Pennsylvania Gov. Ed Rendell and state senate Republicans reached no agreement on an extraction tax on natural gas before the senate broke for the November 2, 2010, general elections. Senate leaders left the door open a crack, saying that if the governor and state house Democrats agreed on a tax before the elections, they might schedule another session day. Barring that, the senate has scheduled only one additional session day to hold caucus elections—November 18—before the end of the 2009–2010 legislative session on November 30.
After an October 14 meeting on the tax where senate leaders and Governor Rendell agreed to a shallow-well exclusion, the governor said he was cautiously optimistic that a final agreement could be reached before the end of the 2009–2010 session.
Senate Republicans were less optimistic. They are still holding firm on a first-year tax rate of 1.5 percent. Governor Rendell is seeking a 3-percent rate the first year, 4-percent the second year and 5-percent the third year. Disagreements also remain over the portion of the receipts that go to the Pennsylvania's General Fund, local governments and environmental programs within the Department of Environmental Protection.
In July, lawmakers and the governor set an October 1 deadline for a natural-gas tax as part of the 2010–2011 budget agreement. Governor Rendell said that senate Republicans have failed to honor that agreement. But Senate President Pro Tempore Joe Scarnati (R-Jefferson) said the caucus has "lived up to their intent" in the fiscal code to work on a severance tax bill.
On September 29, the Democratically-controlled house approved an extraction tax that both Republicans and Democrats said would end up being little more than a starting point for further negotiations.
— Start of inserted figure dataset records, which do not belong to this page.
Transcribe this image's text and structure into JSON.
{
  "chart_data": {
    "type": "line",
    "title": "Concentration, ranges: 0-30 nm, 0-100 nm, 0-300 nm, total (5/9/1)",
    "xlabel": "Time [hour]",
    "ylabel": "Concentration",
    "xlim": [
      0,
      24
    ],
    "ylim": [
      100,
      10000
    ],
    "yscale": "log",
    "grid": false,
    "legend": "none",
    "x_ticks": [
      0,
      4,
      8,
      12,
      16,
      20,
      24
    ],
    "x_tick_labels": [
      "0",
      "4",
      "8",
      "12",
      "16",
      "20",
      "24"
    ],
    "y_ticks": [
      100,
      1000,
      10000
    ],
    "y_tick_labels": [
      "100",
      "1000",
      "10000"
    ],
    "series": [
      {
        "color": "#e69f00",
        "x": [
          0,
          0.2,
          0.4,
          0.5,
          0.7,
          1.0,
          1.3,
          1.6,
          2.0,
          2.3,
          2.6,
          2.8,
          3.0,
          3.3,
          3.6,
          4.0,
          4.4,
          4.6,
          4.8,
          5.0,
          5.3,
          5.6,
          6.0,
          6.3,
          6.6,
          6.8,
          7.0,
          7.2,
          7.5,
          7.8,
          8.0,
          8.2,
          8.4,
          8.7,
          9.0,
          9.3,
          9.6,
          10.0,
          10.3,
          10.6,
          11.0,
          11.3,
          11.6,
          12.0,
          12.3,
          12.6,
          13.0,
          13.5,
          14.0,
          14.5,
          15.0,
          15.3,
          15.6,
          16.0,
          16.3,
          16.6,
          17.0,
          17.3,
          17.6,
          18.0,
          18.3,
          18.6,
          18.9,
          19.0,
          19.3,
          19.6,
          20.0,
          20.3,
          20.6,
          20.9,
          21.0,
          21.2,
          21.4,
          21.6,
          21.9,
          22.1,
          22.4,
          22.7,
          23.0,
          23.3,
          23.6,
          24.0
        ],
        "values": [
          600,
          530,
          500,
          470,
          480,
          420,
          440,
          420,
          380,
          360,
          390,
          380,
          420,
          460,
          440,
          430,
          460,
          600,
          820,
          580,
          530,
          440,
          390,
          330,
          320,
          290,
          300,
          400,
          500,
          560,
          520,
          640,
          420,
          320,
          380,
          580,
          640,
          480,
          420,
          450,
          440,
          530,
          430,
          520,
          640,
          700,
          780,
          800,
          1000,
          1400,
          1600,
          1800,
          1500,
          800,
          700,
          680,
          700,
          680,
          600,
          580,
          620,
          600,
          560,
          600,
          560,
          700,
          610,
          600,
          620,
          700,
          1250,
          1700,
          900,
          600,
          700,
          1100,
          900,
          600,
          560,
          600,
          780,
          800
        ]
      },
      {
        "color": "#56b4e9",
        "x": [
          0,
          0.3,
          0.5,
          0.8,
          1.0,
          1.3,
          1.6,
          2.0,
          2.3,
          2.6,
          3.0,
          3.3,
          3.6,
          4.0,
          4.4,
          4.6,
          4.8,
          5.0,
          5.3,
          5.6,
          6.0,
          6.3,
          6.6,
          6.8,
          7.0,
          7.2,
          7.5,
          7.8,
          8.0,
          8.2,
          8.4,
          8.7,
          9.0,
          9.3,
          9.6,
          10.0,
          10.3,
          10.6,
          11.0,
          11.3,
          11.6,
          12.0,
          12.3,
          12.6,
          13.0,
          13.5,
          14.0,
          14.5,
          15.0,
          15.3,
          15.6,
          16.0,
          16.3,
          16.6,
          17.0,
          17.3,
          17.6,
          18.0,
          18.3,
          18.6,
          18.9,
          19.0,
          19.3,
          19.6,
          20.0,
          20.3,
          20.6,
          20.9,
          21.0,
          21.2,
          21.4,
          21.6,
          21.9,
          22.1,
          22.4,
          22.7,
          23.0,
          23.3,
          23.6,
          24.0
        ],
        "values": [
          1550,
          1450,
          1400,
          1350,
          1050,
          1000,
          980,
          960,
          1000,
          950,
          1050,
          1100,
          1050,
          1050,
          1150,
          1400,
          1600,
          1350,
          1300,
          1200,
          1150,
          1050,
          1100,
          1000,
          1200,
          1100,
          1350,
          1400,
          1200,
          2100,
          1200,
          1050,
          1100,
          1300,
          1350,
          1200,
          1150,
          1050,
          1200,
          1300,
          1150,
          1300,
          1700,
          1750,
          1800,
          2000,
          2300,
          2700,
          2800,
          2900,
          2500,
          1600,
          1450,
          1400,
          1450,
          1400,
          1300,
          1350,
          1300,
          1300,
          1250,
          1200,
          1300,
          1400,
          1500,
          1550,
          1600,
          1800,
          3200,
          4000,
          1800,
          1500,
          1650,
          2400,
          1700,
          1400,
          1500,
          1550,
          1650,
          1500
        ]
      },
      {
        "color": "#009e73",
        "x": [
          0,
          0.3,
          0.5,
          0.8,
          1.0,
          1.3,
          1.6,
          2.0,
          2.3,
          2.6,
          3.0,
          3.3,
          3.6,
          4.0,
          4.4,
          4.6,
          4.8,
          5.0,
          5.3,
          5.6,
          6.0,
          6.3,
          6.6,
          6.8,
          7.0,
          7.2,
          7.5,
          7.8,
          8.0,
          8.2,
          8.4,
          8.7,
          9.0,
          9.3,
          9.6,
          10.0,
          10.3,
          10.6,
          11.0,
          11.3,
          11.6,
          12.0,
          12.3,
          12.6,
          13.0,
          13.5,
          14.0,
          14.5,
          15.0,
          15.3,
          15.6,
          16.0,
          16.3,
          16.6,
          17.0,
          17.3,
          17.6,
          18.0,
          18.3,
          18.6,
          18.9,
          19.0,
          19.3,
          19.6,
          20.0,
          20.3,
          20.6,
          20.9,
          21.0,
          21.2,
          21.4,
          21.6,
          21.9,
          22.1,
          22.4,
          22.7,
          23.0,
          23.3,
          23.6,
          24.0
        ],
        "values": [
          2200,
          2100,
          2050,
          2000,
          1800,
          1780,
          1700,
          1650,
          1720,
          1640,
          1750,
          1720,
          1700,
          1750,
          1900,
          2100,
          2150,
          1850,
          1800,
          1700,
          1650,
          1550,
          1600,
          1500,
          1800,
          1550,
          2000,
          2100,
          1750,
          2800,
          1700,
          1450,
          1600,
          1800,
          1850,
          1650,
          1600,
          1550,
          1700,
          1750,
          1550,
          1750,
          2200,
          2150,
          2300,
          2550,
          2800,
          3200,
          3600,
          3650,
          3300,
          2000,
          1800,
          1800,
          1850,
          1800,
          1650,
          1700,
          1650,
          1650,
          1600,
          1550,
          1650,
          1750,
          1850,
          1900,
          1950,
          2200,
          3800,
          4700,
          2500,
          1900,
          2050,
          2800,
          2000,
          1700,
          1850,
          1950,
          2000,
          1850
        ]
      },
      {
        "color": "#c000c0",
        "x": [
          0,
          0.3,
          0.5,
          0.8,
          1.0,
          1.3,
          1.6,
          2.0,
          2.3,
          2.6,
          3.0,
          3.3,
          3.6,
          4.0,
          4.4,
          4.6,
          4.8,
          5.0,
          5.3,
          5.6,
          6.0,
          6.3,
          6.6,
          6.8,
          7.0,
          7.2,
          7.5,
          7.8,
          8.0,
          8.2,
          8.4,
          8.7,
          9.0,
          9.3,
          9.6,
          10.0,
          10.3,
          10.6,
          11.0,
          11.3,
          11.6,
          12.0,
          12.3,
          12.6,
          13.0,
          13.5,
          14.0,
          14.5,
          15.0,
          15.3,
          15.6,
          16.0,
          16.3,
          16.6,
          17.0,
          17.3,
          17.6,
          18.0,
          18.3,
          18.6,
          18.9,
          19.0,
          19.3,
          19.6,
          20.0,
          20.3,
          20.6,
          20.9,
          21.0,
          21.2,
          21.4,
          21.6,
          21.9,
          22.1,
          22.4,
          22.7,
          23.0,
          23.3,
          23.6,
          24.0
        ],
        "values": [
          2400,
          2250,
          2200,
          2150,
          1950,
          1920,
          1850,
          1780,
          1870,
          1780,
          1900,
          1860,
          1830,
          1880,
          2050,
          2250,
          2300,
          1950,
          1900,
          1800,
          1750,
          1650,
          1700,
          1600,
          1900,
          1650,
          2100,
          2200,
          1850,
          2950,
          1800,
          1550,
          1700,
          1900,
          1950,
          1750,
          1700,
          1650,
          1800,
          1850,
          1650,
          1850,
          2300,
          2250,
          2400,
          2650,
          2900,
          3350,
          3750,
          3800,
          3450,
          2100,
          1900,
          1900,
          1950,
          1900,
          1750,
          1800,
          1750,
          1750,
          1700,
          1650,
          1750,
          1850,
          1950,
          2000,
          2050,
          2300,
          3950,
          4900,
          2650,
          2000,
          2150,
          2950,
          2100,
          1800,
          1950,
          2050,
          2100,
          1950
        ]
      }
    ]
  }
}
At the time, senate Republican leaders said the tax had no chance of approval there, but Scarnati added that they "were not slamming the door on negotiations." After the floor vote on the tax, house Democratic leaders said they hoped for a compromise agreeable to the senate and the industry.
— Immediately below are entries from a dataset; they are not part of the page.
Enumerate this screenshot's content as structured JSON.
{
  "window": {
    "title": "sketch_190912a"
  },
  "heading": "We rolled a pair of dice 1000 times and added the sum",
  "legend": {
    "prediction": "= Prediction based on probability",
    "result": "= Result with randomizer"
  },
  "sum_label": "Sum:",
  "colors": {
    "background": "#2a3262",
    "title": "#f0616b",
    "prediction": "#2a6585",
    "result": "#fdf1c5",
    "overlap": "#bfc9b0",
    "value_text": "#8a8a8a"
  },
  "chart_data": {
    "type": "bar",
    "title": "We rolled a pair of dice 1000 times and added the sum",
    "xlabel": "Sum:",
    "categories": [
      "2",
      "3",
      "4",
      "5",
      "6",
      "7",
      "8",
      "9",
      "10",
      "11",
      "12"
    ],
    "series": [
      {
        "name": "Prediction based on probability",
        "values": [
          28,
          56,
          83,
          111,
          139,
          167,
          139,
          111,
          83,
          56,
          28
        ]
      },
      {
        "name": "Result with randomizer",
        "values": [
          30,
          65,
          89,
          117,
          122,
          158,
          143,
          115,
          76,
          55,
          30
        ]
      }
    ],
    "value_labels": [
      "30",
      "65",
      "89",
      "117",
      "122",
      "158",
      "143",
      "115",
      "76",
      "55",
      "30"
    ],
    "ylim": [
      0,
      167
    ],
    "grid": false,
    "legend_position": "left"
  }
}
The tax approved by the house would impose a 39-cent per thousand cubic-feet levy on extracted natural gas, with an exception for low-producing wells. The tax is projected to produce $120 million in revenue during the six months that it would be in effect this fiscal year, with $88.1 million of that going to the general fund.
Industry favors a tiered tax, with lower rates for new wells.
"We have to get a return on our capital costs," one industry representative said. "If you tax all wells at the same rate, it will discourage exploration and drilling."
The natural gas industry is also looking for a package of bills in exchange for an extraction tax. The senate Republican caucus is drafting the language in the proposals, which includes content that restricts local governments from using zoning laws to block drilling. Another proposal—pooling of land—would allow drilling under land without a lease agreement if it is contiguous to land with lease agreements. The owner without the agreement would be paid at the market rate. Industry officials say they support the intent of the bills, but oppose the current language in the proposals.